Gawronski: Mas o fato de o comunismo ter entrado em colapso nos países onde se encontrava no poder não o levou a pensar que talvez algo precise mudar também em Cuba?
Castro: Eu diria que o comunismo se autodestruiu, que cometeu suicídio na União Soviética e que não temos nenhuma razão para cometer suicídio. Foi uma grande surpresa, tanto para nós quanto para vocês, ocidentais.

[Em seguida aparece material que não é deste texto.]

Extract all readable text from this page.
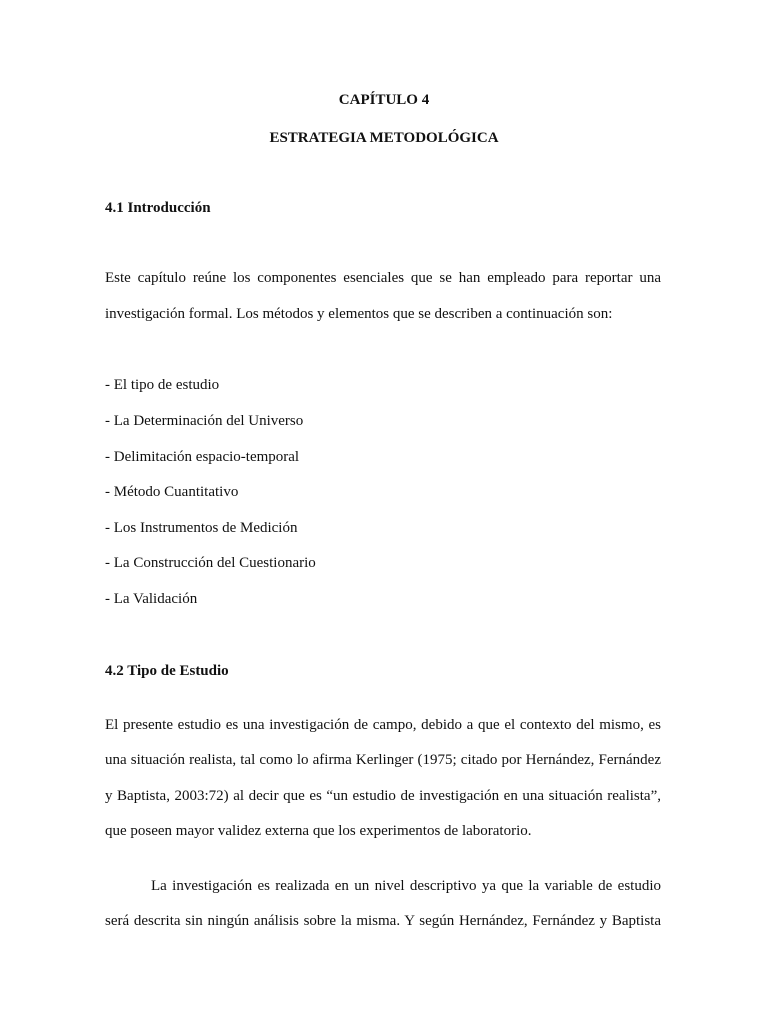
CAPÍTULO 4
ESTRATEGIA METODOLÓGICA
4.1 Introducción
Este capítulo reúne los componentes esenciales que se han empleado para reportar una
investigación formal. Los métodos y elementos que se describen a continuación son:
- El tipo de estudio
- La Determinación del Universo
- Delimitación espacio-temporal
- Método Cuantitativo
- Los Instrumentos de Medición
- La Construcción del Cuestionario
- La Validación
4.2 Tipo de Estudio
El presente estudio es una investigación de campo, debido a que el contexto del mismo, es
una situación realista, tal como lo afirma Kerlinger (1975; citado por Hernández, Fernández
y Baptista, 2003:72) al decir que es “un estudio de investigación en una situación realista”,
que poseen mayor validez externa que los experimentos de laboratorio.
La investigación es realizada en un nivel descriptivo ya que la variable de estudio
será descrita sin ningún análisis sobre la misma. Y según Hernández, Fernández y Baptista
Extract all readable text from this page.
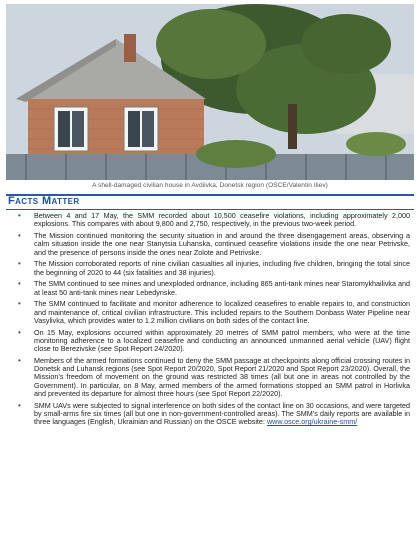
A shell-damaged civilian house in Avdiivka, Donetsk region (OSCE/Valentin Iliev)
Facts Matter
• Between 4 and 17 May, the SMM recorded about 10,500 ceasefire violations, including approximately 2,000 explosions. This compares with about 9,800 and 2,750, respectively, in the previous two-week period.
• The Mission continued monitoring the security situation in and around the three disengagement areas, observing a calm situation inside the one near Stanytsia Luhanska, continued ceasefire violations inside the one near Petrivske, and the presence of persons inside the ones near Zolote and Petrivske.
• The Mission corroborated reports of nine civilian casualties all injuries, including five children, bringing the total since the beginning of 2020 to 44 (six fatalities and 38 injuries).
• The SMM continued to see mines and unexploded ordnance, including 865 anti-tank mines near Staromykhailivka and at least 50 anti-tank mines near Lebedynske.
• The SMM continued to facilitate and monitor adherence to localized ceasefires to enable repairs to, and construction and maintenance of, critical civilian infrastructure. This included repairs to the Southern Donbass Water Pipeline near Vasylivka, which provides water to 1.2 million civilians on both sides of the contact line.
• On 15 May, explosions occurred within approximately 20 metres of SMM patrol members, who were at the time monitoring adherence to a localized ceasefire and conducting an announced unmanned aerial vehicle (UAV) flight close to Berezivske (see Spot Report 24/2020).
• Members of the armed formations continued to deny the SMM passage at checkpoints along official crossing routes in Donetsk and Luhansk regions (see Spot Report 20/2020, Spot Report 21/2020 and Spot Report 23/2020). Overall, the Mission’s freedom of movement on the ground was restricted 38 times (all but one in areas not controlled by the Government). In particular, on 8 May, armed members of the armed formations stopped an SMM patrol in Horlivka and prevented its departure for almost three hours (see Spot Report 22/2020).
• SMM UAVs were subjected to signal interference on both sides of the contact line on 30 occasions, and were targeted by small-arms fire six times (all but one in non-government-controlled areas). The SMM’s daily reports are available in three languages (English, Ukrainian and Russian) on the OSCE website: www.osce.org/ukraine-smm/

Todos os valores que foram os alicerces daquele grande país foram destruídos. Um país que prestou um grande serviço à humanidade, porque acho que as tarefas que Lênin e a Revolução de Outubro assumiram são acontecimentos extraordinários na história da humanidade. O papel da URSS na luta contra o fascismo foi decisivo, assim como seu papel no processo de libertação das ex-colônias.
O que quero dizer é que se o mundo mudou, é por causa da contribuição decisiva da URSS. Afirmo que a URSS não deveria ter sido destruída, mas aperfeiçoada, que seu socialismo deveria ter sido aperfeiçoado em vez de destruído. Qual foi o resultado? Que hoje ficamos com um mundo unipolar sob a hegemonia dos Estados Unidos e grande parte desse mundo está sofrendo as consequências.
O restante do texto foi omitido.